Я мерзну под окном ярко освещенной виллы, не знаю, что происходит там, наверху, и еле сдерживаюсь, чтобы не закричать от страха. Мне хочется бежать, бежать прочь. В деревню, к Софи. Но это невозможно. Кто-то зовет меня, но это не человеческий голос извне. Это поют голоса в моей голове. Ветер воет, теннисные туфли промокли и ноги ломит от холода, я подхожу ближе к дому, дверь зимнего сада лишь притворена, и я забегаю внутрь. Следующее за зимним садом помещение – наша гостиная. Там неподвижно лежит мама. Она не шевельнулась даже тогда, когда я начал трясти ее, дергать, хлопать по рукам и щекам. Слышны бомбовые удары с севера. Я взбегаю по лестнице наверх, мимо Дюрера, мимо фотографий благополучных дней, которые настойчиво буравят меня взглядами. Не знаю, почему я обратил на это внимание, ведь я бежал как угорелый. Двери в обе детские комнаты нараспашку. Мои сестры лежат в кровати рядом друг с другом, их руки скрещены на груди.
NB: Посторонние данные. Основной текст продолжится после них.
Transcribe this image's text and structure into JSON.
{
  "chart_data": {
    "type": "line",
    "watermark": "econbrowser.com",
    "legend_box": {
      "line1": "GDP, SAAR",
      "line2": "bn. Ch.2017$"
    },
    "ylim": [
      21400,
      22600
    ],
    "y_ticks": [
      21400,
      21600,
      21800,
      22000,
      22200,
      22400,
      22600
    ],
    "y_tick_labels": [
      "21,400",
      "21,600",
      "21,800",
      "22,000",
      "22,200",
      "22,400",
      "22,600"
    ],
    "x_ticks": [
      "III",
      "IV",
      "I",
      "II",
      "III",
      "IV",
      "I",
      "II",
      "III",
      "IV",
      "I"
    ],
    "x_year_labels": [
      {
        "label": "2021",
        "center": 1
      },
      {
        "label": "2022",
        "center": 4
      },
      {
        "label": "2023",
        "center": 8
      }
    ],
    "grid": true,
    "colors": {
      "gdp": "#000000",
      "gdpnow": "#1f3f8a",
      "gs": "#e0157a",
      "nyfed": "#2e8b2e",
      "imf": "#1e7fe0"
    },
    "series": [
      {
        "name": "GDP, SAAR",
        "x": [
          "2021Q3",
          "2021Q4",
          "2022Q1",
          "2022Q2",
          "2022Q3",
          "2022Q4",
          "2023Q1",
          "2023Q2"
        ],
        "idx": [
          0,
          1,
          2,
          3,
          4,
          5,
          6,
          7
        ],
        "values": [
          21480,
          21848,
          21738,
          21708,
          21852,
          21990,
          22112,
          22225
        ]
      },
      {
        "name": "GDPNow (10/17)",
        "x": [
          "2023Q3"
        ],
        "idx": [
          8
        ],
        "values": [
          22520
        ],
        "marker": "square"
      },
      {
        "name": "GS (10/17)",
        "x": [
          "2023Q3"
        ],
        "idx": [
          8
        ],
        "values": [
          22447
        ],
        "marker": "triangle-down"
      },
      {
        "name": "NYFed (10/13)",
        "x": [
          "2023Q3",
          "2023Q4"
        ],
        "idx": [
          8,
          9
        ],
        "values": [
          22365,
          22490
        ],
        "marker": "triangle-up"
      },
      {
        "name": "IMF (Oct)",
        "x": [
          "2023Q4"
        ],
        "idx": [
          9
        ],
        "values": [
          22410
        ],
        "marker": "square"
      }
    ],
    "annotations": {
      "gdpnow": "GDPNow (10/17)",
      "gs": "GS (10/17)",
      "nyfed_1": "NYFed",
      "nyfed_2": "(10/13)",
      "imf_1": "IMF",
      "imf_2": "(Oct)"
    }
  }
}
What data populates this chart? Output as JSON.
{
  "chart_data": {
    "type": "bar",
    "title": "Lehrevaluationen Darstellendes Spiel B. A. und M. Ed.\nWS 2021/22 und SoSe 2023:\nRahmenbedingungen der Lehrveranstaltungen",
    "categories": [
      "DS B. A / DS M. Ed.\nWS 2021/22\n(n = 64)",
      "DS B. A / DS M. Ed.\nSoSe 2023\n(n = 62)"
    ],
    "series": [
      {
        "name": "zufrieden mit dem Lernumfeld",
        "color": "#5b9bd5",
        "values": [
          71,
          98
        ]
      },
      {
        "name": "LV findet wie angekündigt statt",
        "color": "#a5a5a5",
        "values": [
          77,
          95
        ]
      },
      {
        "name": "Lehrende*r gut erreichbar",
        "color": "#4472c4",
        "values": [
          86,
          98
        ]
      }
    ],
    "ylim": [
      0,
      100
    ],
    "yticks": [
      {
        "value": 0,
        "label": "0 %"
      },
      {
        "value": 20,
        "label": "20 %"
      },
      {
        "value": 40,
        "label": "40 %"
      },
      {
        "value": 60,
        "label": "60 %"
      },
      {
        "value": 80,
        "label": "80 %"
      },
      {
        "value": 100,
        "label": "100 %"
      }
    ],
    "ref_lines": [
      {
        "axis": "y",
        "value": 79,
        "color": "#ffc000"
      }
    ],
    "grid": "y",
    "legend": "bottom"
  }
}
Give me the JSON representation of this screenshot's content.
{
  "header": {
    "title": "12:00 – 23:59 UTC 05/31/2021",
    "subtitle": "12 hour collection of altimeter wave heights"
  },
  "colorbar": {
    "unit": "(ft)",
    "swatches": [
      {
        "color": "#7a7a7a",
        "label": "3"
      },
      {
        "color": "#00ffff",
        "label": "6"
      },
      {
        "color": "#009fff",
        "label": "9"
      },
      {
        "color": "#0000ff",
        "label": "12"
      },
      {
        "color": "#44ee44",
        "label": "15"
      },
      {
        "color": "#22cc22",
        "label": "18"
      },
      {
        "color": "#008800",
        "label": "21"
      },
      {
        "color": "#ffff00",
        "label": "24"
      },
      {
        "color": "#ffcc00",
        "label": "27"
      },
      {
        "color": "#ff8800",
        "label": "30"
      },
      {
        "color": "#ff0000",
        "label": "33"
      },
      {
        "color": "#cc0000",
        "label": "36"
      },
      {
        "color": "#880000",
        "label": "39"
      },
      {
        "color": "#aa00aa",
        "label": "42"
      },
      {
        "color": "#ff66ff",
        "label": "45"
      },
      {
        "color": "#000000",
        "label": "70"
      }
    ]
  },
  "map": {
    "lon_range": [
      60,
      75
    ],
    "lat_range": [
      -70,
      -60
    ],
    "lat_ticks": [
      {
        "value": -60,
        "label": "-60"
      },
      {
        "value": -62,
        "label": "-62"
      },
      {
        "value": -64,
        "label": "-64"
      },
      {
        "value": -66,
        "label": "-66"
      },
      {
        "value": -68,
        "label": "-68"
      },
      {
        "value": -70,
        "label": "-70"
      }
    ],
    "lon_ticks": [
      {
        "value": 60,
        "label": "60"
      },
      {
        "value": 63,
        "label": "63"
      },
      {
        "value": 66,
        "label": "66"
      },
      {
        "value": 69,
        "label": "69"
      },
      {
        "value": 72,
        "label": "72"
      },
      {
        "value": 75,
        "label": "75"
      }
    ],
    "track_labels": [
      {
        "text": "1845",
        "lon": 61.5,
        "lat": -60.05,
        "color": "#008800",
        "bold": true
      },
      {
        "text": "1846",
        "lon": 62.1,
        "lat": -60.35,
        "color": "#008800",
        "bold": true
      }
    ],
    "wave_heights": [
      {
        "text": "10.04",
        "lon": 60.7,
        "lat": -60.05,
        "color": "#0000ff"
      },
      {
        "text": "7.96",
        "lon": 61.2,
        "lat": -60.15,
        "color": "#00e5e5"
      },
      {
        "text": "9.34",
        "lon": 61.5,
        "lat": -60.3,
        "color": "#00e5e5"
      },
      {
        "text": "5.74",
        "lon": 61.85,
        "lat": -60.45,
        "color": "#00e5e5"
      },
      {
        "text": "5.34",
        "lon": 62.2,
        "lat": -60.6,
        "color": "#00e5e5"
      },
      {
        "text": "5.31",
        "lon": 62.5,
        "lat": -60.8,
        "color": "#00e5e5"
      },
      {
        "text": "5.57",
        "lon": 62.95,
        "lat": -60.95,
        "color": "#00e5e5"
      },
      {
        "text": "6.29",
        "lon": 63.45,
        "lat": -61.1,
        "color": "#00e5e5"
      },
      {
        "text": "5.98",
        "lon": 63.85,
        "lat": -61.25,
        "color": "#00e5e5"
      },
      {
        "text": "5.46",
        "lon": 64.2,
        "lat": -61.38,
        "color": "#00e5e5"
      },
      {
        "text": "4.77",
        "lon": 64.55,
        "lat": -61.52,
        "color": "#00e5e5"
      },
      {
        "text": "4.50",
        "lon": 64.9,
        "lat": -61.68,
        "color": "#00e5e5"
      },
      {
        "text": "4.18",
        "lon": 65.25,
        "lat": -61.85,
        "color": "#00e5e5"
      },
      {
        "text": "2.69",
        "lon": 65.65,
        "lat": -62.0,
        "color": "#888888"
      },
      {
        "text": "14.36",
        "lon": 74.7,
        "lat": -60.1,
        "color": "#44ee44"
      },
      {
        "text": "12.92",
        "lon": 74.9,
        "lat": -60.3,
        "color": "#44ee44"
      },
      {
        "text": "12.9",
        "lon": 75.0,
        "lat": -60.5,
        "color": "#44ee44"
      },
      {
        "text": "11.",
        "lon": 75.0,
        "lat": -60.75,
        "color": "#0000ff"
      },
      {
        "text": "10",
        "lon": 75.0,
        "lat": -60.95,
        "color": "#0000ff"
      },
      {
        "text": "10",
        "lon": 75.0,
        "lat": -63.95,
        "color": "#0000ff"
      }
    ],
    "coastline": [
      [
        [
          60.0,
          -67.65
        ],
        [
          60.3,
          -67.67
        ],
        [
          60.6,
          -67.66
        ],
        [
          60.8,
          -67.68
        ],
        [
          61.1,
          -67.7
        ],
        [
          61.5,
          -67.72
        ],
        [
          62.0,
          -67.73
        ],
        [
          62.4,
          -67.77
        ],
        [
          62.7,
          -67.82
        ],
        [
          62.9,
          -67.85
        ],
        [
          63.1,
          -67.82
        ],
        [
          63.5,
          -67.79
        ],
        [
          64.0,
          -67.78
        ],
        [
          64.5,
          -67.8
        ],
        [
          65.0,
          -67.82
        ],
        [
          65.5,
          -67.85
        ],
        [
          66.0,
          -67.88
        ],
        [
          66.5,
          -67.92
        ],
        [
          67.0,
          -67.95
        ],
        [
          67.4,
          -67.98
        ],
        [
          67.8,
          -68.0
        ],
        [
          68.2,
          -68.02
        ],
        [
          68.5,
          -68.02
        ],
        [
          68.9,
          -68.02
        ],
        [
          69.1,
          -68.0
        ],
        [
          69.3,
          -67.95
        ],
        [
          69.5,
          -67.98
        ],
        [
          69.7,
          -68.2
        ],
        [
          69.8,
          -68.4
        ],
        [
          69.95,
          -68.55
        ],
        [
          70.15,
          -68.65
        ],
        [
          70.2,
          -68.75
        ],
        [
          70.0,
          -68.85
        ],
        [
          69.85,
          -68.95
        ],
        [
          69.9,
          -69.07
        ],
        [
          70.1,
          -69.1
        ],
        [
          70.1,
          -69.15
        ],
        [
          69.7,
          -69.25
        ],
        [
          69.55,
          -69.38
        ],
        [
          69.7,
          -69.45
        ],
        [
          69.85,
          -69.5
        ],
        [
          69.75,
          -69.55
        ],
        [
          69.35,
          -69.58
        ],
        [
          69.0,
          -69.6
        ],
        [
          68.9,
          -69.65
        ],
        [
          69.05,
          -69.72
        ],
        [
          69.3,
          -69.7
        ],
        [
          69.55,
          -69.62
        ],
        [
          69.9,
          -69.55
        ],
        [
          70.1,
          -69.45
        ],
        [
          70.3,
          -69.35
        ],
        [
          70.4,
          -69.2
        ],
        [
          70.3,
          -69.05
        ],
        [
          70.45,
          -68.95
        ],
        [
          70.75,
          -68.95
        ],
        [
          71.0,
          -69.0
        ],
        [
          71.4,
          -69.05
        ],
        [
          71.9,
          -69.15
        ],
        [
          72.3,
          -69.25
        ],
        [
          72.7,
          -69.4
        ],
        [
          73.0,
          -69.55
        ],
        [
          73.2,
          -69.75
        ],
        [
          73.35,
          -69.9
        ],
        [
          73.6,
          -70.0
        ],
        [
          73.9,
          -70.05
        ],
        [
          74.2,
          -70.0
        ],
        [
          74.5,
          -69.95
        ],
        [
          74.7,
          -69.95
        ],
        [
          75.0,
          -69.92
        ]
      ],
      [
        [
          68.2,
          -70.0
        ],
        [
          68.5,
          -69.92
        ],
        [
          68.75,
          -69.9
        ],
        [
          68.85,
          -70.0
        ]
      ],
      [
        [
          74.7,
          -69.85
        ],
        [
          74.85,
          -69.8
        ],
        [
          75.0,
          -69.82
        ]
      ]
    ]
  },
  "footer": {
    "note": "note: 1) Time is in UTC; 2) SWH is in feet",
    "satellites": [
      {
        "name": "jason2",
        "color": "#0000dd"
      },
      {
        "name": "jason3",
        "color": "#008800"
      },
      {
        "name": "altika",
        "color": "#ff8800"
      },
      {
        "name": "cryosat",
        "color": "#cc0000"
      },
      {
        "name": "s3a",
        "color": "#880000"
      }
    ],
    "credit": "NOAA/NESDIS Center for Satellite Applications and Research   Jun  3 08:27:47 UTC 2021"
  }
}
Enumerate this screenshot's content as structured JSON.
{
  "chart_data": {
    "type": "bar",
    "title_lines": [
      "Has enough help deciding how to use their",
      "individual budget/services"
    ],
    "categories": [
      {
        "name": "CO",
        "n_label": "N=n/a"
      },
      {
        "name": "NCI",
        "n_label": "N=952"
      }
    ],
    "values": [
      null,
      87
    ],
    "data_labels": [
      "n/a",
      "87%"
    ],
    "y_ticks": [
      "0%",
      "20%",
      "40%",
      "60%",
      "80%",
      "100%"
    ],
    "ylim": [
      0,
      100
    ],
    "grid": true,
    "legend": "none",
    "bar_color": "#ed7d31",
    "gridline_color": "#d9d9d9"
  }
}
Совершенно потустороннее зрелище. Со стороны сада я слышу, как отец зовет меня.
– Александр! – кричит он совершенно изменившимся голосом.
Я пулей метнулся вниз, в библиотеку. Спрятался за шкафом. С лестницы донеслись шаги. Я бросился в сад и бегал там, пригибаясь, от одного куста к другому.
– Александр!
Парадная дверь открыта. До чего роскошен наш особняк, ярко освещенный в ночной тьме! Около двери стоит отец, его дыхание зашлось от погони, он дико озирается в поисках меня, блудного сына.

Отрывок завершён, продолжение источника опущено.